Imola, 3 ottobre 2017 - Tutti assolti con formula piena, perché il fatto non sussite. Si chiude così il procedimento che ha visto 4 medici dell’Ausl Romagna indagati per abuso d’ufficio in concorso nell’ambito del mancato trasferimento di una loro collega. L’inchiesta, che riguarda il periodo dal 30 ottobre 2009 all’8 ottobre 2013, si era innescata dall’esposto della dottoressa  che, già dal 2004, aveva chiesto il trasferimento interno dalle Cure Primarie di Faenza, dove lavorava fin dall’anno prima, a quelle di Ravenna, dove ora lavora. Tra i dirigenti coinvolti c’erano l’imolese Alberto Minardi, dal 2007 al 2013 direttore del distretto sanitario di Ravenna, Riccardo Varliero, direttore delle Cure Primarie di Ravenna, e due ex direttori generali di Area Vasta: il 67enne romano Andrea Des Dorides e il 58enne Tiziano Carradori. I quattro, in sostanza, erano accusati di aver «intenzionalmente» procurato un «ingiusto vantaggio patrimoniale» a tre giovani medici che, a turno, ricoprirono – proprio a Ravenna – un incarico in un progetto di ricerca che, secondo la Procura, si sarebbe potuto portare avanti «disponendo di risorse professionali interne». Come, per esempio, la dottoressa che aveva chiesto il trasferimento. Un impianto accusatorio che, però, non ha convinto il giudice.

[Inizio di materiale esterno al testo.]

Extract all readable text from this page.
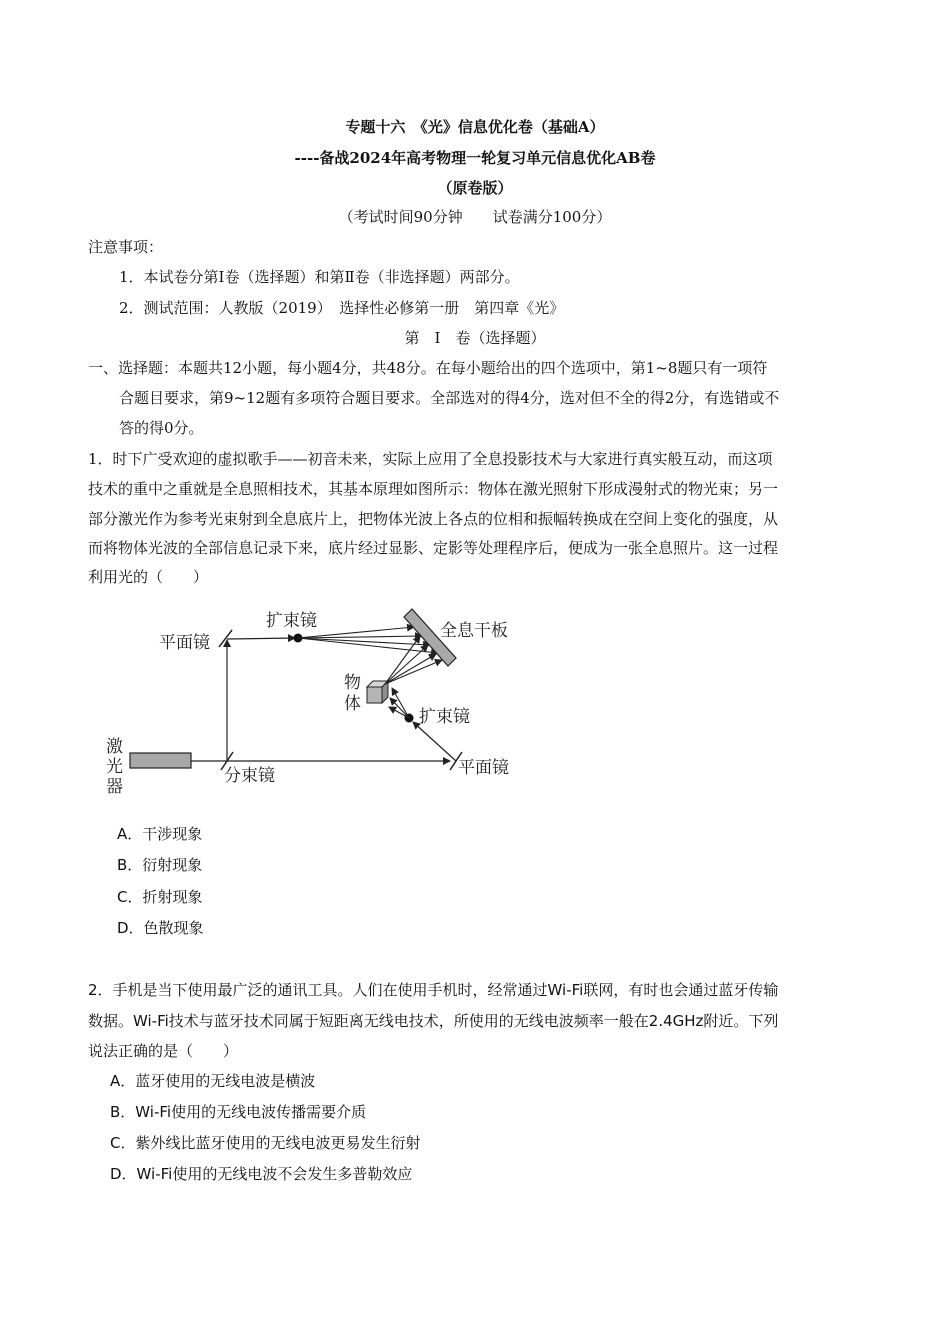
专题十六　《光》信息优化卷（基础A）
----备战2024年高考物理一轮复习单元信息优化AB卷
（原卷版）
（考试时间90分钟　　试卷满分100分）
注意事项：
1．本试卷分第Ⅰ卷（选择题）和第Ⅱ卷（非选择题）两部分。
2．测试范围：人教版（2019）　选择性必修第一册　第四章《光》
第　Ⅰ　卷（选择题）
一、选择题：本题共12小题，每小题4分，共48分。在每小题给出的四个选项中，第1~8题只有一项符
合题目要求，第9~12题有多项符合题目要求。全部选对的得4分，选对但不全的得2分，有选错或不
答的得0分。
1．时下广受欢迎的虚拟歌手——初音未来，实际上应用了全息投影技术与大家进行真实般互动，而这项
技术的重中之重就是全息照相技术，其基本原理如图所示：物体在激光照射下形成漫射式的物光束；另一
部分激光作为参考光束射到全息底片上，把物体光波上各点的位相和振幅转换成在空间上变化的强度，从
而将物体光波的全部信息记录下来，底片经过显影、定影等处理程序后，便成为一张全息照片。这一过程
利用光的（　　）
平面镜
扩束镜	全息干板
物
体
扩束镜
激
光
器
分束镜	平面镜
A．干涉现象
B．衍射现象
C．折射现象
D．色散现象
2．手机是当下使用最广泛的通讯工具。人们在使用手机时，经常通过Wi-Fi联网，有时也会通过蓝牙传输
数据。Wi-Fi技术与蓝牙技术同属于短距离无线电技术，所使用的无线电波频率一般在2.4GHz附近。下列
说法正确的是（　　）
A．蓝牙使用的无线电波是横波
B．Wi-Fi使用的无线电波传播需要介质
C．紫外线比蓝牙使用的无线电波更易发生衍射
D．Wi-Fi使用的无线电波不会发生多普勒效应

«Il mio stato d’animo – commenta soddisfatto il dottor Minardi, oggi in forza all’Ausl di Imola – non è mai stato quello di una persona in ansia, di uno che ha sentito arrivare questo momento come una liberazione, la fine di un’angoscia, perché io sono sempre stato certo di non aver commesso alcun reato, ma di aver tenuto un comportamento di massimo rigore e finalizzato alla buona gestione della cosa pubblica. Abbiamo fatto tutto il necessario per garantire il funzionamento di entrambi i dipartimenti».

In sostanza, come spiega Minardi, trasferire la dottoressa da Faenza avrebbe messo in serie difficoltà il locale dipartimento con possibili ripercussioni anche sull’utenza. «In quel settore – spiega Minardi – sarebbe rimasta un’altra sola unità. Cosa sarebbe successo in caso di malattia o di ferie di quest’ultima? Avremmo dovuto mettere il cartello ‘chiuso per influenza’ o ‘chiuso per ferie’?».

Per Minardi, inoltre, non aveva senso legare la questione degli organici di medici strutturati (come la dottoressa in questione), con un bando di ‘ricercazione’ finanziato da Stato e Regione che «aveva come obiettivo quello di migliorare l’assistenza a malati cronici». «Un progetto apripista a Ravenna – conclude Minardi – con un bando che prevedeva un incarico a tempo determinato. Nessuno avrebbe impedito alla dottoressa di partecipare, ma avrebbe così perso il suo posto fisso».